Introduction and Design

It’s funny how things go sometimes, especially in the case for Amazon, who for one, didn’t have any piece of the tablet market a year ago. Since the release of the Kindle Fire, they’ve proven to everyone in the industry that they’re a force to be reckoned with – even more when the Kindle Fire currently occupies the number two spot right behind the iPad in terms of market share.

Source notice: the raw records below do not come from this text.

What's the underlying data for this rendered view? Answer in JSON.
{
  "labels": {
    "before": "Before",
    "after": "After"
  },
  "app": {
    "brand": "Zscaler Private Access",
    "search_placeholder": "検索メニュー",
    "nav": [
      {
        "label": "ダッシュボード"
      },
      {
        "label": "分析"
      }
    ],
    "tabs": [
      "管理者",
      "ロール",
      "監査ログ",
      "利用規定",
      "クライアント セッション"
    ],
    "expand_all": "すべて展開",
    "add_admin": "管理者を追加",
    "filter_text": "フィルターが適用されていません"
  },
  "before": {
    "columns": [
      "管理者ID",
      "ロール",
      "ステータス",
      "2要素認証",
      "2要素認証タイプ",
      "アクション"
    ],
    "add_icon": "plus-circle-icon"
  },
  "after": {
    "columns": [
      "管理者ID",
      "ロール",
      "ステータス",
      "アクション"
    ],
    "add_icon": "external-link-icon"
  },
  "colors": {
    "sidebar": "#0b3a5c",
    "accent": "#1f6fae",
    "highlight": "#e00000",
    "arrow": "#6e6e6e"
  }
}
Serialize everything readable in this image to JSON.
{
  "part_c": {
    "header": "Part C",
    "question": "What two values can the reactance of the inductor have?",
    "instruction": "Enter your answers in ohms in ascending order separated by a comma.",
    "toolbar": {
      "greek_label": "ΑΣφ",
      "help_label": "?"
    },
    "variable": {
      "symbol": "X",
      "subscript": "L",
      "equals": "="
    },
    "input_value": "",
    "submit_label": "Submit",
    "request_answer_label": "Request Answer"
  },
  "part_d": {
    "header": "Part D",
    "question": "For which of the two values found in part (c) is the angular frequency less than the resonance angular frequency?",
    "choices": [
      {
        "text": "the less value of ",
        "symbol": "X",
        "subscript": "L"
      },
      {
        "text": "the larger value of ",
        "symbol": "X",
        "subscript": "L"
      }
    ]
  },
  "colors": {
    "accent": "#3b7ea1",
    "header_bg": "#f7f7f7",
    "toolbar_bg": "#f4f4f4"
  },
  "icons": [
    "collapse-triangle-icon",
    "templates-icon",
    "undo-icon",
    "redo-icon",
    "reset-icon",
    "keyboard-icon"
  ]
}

Well people, they’re back with an even better model with the Amazon Kindle Fire HD, which is gunning to continue their success since it’s packing a wallop at only $200. We’ll get into the details soon about that, but for right now, let’s find out how Amazon fares this time around.

The package contains:

  • microUSB cable (no charger included)
  • Getting to know your Kindle Guide


So what can we say about the Amazon Kindle Fire HD’s design? For starters, it doesn’t break the mold in any bit, since it’s merely just like another other 7-inch slab out there on the market. Nonetheless, it’s undoubtedly appreciable and more favorable than the original Kindle Fire. Donning a matte soft touch exterior, it maintains a very clean appearance – while the metallic strip in the rear adds a tiny bit of character. However, despite its rounded edges, the tablet’s wide figure in portrait makes it rather challenging to hold with one hand. In all honesty, especially with its $200 price point, we really can’t complain about its design.

Unlike their first try, Amazon has blessed the Kindle Fire HD with a front-facing 1.3-megapixel camera, that’s mainly reserved for video chatting services like Skype, which is preloaded from the get-go. Sorry people, there’s no camera app to snap self-portraits.

Towards the right edge of the tablet, we’re presented with its 3.5mm headset jack, separated volume controls, and dedicated power button. Unfortunately, it’s ridiculously difficult to feel out its volume controls and power button since they’re flush to the surface. Luckily, we’re happy to report they have springy responses when pressed.

In addition to the microUSB port found on the tablet, which is provides for charging and data connectivity, Amazon is kind enough to also include a microHDMI port for a mirrored experience. To tell you the truth, that’s a surprising item to find for a $200 tablet.

Even though we’re grateful to find a front-facing camera, there’s still no rear-facing camera with this one – nor is there any expandable memory. However, it features left and right speakers that are incorporated into the metallic strip of the tablet.


Sizing up at 7-inches once again, that’s the only relationship the Kindle Fire HD has with Amazon’s first Android-based tablet. Donning an IPS LCD display with a resolution of 1280 x 800 pixels, it’s undeniably sharper in every respect over its sibling – both in the detail and color department. Naturally, its pixel density of 216 ppi is ample enough for us to distinguish even the most miniscule of text, and at the same time, it simply boasts a high-contrast appearance combined with a rich color production to make it one attractive package. Yet, we do notice just a hint of bleeding around the outer edges, but it doesn’t prove to be of any hindrance. Overall, it’s a satisfying improvement that’s viewable in outdoor sessions with the sun present.